A new report published by the Center for Drug Evaluation and Research (CDER) shows that while approvals of new molecular entities (NMEs) dipped in 2013 relative to 2012, trends appeared to have held steady compared to the turbulence and uncertainties of the last decade.
The report, Novel New Drugs: 2013 Summary, observes that FDA approved 27 new drugs in 2013, down from 39 in 2012 and about even with the 30 approved in 2011. The 2013 total is also higher than the number of approvals in any year between 2005 (20) and 2010 (21).
But FDA can only approve a NME-essentially a drug that has never before been approved for an indication-for which it has received applications. When assessed as an approval percentage of applications received, 2013 was a decidedly more average year for drug approvals.
Consider the following chart:
By this analysis, 2013 was the fourth-best year for drug approvals by percentage since 2005, and was almost identical to 2008 and 2009 when it received and approved nearly the same number of NMEs.
But buried within those numbers are other notable achievements. For example, a third (33%) of all NMEs approved in 2013 were for orphan or rare disease indications, defined as diseases affecting fewer than 200,000 patients in the US.
"This is significant because patients with rare diseases often have few or no drug treatment options," the report explains. Out of all drugs approved, a third were also first-in-class drugs, meaning they exhibited new and unique mechanisms of action that had never before been tried against any disease or treatment indication. To FDA, this was a strong indication that the drug applications it is receiving are highly innovative. Comparable rates for prior years were not available.
FDA also used many of its expedited review pathways to review drugs this year. Ten drugs (37%) were reviewed using the fast track designation, three (11%) were given breakthrough product designation, 10 (37%) were given priority review designation, and two (7%) were given accelerated approvals. Thirteen drugs were given more than one designation, FDA said.
"Each of these designations helps expedite the speed of the development and/or approval process and is designed to help bring important medications to the market as quickly as possible," the report explained.
But just as eventual approval of a drug is important to its sponsor, so too is the predictability of the timing of that approval. In this regard, FDA said it was especially successful, as it managed to approve all 27 drugs under their agreed-upon Prescription Drug User Fee Act (PDUFA) goal dates in 2013. Twenty-four of the 27 drugs were also approved during their first review cycle, meaning no complete response letters (CRLs) were issued. Those letters typically request more data or raise significant questions about the quality of an application, and can sometimes take years to address.
By another measure, FDA also had a rather successful year: First-in-world approvals. Seventy-four percent of NMEs approved in 2013 were approved in the US before anywhere else in the world-a point of pride for US regulators.
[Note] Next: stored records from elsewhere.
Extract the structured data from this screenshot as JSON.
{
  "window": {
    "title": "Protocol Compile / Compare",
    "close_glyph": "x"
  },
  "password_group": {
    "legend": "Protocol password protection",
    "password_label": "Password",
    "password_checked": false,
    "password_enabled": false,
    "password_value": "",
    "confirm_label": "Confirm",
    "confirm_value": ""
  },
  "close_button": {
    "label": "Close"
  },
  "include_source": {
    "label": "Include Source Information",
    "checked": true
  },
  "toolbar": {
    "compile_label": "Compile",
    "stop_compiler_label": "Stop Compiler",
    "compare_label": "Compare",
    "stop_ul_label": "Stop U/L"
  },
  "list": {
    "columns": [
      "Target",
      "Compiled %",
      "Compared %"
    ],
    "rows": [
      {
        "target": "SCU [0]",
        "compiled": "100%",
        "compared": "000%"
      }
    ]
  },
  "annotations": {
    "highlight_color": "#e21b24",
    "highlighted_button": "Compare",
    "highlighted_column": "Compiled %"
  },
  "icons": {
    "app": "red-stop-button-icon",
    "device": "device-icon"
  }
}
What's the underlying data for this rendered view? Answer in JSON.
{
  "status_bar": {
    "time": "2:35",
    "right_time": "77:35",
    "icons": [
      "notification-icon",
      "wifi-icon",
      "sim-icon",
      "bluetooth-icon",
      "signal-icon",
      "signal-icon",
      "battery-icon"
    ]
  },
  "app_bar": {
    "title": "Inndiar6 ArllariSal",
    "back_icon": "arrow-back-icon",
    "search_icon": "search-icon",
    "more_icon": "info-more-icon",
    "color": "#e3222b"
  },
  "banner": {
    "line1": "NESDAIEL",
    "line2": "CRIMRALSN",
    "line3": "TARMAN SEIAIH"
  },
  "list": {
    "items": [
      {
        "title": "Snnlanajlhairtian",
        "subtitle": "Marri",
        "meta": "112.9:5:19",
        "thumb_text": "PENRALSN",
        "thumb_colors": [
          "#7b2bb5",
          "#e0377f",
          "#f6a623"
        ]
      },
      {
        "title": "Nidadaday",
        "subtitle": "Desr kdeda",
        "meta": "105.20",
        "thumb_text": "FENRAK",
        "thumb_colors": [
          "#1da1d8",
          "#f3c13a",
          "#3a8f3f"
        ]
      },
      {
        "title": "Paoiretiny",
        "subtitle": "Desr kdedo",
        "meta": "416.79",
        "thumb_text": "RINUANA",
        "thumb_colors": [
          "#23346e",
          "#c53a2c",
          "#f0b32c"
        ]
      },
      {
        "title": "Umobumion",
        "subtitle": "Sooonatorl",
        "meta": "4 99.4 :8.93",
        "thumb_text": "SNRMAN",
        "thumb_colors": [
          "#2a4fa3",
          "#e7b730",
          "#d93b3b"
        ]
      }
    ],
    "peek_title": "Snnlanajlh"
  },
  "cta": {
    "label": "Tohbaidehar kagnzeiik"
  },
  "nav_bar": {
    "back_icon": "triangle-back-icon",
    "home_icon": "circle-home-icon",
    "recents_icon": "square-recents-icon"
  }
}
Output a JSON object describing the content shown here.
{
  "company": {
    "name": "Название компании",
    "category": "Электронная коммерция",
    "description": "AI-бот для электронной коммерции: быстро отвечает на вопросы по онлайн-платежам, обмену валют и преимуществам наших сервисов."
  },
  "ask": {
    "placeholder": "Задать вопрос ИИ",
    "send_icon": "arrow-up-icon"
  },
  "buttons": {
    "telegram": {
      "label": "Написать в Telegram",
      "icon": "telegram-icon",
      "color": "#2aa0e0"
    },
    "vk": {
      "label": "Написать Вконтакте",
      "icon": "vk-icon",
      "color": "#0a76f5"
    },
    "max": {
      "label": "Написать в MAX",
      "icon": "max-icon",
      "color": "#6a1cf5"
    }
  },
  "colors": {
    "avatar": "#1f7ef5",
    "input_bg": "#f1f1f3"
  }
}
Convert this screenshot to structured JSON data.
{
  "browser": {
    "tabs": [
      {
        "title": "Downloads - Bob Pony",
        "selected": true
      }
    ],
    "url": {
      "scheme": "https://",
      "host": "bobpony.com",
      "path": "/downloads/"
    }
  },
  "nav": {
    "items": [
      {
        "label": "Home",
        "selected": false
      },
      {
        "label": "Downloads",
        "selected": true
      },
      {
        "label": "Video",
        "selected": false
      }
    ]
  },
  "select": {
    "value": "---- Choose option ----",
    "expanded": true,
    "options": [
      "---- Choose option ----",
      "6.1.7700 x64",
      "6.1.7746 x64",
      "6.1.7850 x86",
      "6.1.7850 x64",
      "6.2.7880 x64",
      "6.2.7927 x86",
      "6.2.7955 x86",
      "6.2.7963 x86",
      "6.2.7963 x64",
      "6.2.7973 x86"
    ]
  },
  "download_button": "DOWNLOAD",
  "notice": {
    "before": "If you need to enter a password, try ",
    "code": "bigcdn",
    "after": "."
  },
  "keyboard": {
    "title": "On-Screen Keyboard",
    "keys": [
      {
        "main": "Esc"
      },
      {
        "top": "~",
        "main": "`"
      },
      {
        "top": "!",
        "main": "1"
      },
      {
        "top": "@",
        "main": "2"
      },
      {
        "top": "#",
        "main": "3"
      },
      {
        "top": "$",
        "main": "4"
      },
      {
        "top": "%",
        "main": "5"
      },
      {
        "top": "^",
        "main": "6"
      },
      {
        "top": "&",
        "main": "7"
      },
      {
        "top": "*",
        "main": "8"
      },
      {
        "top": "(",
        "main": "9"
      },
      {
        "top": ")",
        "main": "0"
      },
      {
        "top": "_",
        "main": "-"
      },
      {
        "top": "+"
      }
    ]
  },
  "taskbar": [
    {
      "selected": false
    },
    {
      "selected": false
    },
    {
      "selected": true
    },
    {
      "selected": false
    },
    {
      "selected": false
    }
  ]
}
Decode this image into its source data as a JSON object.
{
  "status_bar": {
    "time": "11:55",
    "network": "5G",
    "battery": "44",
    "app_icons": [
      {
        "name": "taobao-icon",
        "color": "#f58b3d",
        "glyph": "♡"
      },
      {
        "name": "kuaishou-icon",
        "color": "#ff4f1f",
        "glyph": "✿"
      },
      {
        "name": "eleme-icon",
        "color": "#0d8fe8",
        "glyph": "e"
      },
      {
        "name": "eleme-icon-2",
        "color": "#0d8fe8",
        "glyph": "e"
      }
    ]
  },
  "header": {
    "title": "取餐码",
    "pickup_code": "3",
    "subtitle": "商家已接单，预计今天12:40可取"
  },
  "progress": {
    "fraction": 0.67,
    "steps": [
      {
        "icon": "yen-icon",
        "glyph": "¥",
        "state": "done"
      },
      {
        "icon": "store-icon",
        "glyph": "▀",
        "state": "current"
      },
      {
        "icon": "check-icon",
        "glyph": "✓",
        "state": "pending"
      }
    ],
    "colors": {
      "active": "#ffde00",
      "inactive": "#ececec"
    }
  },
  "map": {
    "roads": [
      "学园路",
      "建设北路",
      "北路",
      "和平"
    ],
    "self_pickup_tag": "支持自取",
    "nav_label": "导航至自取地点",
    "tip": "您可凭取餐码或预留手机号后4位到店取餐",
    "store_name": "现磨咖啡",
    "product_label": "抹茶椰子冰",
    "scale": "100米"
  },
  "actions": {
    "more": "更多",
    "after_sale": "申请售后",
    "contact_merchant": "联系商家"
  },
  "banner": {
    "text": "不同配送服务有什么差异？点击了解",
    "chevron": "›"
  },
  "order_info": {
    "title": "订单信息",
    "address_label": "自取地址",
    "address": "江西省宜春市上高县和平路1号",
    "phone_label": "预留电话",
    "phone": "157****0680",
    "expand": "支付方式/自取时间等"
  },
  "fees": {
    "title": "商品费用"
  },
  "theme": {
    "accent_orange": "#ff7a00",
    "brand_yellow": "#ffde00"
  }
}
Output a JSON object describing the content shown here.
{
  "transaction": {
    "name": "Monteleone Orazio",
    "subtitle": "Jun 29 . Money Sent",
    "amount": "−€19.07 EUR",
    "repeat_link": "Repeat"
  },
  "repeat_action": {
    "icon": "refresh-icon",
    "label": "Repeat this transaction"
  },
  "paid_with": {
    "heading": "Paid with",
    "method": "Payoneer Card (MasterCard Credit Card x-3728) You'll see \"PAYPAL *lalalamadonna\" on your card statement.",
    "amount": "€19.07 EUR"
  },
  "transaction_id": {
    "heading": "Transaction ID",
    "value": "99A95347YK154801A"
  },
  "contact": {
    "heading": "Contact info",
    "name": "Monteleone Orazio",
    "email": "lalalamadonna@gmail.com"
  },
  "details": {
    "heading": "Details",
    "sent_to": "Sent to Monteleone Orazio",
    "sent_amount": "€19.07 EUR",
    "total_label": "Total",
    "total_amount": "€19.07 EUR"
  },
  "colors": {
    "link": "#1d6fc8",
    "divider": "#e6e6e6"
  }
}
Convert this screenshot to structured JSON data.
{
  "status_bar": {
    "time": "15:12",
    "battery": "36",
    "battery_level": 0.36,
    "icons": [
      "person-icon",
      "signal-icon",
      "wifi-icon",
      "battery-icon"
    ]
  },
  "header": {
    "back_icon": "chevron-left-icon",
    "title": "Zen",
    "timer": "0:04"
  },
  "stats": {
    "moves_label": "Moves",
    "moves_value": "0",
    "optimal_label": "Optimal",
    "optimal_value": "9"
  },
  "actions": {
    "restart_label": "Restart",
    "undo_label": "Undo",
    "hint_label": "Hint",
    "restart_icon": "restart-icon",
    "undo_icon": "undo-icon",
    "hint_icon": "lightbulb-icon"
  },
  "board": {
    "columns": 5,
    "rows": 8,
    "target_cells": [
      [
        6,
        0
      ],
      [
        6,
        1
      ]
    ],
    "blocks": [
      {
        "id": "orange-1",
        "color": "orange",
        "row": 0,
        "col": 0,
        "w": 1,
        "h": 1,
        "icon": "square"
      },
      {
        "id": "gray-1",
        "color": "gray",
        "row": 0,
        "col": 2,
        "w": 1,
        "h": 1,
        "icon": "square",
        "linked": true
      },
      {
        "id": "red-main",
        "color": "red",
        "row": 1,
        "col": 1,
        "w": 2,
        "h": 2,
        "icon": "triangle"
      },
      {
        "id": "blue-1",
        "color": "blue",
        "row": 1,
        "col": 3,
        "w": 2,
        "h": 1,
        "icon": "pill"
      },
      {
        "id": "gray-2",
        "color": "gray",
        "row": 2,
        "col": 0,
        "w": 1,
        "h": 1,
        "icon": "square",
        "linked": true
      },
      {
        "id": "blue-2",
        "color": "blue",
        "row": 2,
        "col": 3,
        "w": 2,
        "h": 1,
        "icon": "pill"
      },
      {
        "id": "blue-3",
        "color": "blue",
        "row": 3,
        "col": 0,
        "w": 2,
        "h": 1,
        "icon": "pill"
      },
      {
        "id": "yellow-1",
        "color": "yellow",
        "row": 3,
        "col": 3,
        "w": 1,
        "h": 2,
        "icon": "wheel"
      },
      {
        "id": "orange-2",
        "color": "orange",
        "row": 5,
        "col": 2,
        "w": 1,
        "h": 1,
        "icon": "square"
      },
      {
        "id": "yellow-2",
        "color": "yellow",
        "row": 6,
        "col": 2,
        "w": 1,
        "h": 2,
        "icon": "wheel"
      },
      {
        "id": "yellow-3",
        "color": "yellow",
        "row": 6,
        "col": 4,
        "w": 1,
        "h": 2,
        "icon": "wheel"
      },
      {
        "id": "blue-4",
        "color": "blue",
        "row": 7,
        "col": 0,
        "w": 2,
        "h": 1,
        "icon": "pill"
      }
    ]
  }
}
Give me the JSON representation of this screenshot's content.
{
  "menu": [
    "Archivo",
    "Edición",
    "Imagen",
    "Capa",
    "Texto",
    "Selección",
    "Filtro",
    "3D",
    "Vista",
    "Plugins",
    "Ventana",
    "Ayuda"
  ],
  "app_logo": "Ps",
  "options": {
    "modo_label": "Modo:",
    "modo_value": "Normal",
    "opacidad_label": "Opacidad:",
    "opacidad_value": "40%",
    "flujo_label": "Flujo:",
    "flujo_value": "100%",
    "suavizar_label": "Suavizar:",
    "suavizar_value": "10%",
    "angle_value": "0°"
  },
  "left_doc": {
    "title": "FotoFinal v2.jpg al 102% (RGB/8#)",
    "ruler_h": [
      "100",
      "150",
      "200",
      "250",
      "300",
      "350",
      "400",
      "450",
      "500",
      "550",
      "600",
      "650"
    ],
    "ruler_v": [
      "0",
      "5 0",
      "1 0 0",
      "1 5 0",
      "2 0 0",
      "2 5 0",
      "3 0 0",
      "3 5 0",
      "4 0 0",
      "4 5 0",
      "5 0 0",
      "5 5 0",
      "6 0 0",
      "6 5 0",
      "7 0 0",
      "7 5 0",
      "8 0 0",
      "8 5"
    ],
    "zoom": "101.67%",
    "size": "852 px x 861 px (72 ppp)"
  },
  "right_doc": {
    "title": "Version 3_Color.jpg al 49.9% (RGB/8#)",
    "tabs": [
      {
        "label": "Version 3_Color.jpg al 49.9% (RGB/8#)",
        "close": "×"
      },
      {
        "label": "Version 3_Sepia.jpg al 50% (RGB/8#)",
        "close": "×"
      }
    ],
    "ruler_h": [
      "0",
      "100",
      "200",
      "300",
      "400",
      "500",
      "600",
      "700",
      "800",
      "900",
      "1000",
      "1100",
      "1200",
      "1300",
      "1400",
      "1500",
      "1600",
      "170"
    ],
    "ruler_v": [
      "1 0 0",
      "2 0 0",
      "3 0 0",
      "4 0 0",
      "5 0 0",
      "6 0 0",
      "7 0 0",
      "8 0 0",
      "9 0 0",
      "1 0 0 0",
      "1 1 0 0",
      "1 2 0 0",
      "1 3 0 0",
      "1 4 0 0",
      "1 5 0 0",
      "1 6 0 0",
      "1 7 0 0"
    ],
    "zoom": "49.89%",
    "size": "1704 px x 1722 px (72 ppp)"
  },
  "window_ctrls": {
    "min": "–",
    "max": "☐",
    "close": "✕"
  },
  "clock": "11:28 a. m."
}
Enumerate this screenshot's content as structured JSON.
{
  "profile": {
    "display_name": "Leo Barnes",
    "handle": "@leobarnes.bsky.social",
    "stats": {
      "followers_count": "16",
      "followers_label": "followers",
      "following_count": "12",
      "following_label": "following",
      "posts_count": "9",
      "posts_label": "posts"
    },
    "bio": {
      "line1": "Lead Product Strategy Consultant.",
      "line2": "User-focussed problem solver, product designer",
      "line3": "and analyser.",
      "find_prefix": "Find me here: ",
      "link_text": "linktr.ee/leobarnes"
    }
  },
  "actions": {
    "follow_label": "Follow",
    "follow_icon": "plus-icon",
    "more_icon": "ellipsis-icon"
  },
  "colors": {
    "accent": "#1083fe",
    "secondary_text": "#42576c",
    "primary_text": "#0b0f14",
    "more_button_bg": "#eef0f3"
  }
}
"The report speaks volumes on the work that you all do directly or indirectly to support our goal to ensure that our reviews remain efficient and of high-quality," said John Jenkins, director of CDER's Office of New Drugs (OND), in a letter to FDA staff. "It also reflects CDER's willingness to exercise regulatory flexibility and creative approaches to help industry meet our standards-without lowering them-so that we may continue to provide medicines to patients in need."
That last point-that it's not all about speed, but rather safety and efficacy-was emphasized in the report as well. "In all cases, while striving for efficiency of review and approval of applications for new drugs, CDER does not compromise its standards for demonstration of effectiveness and safety in the process," FDA concluded.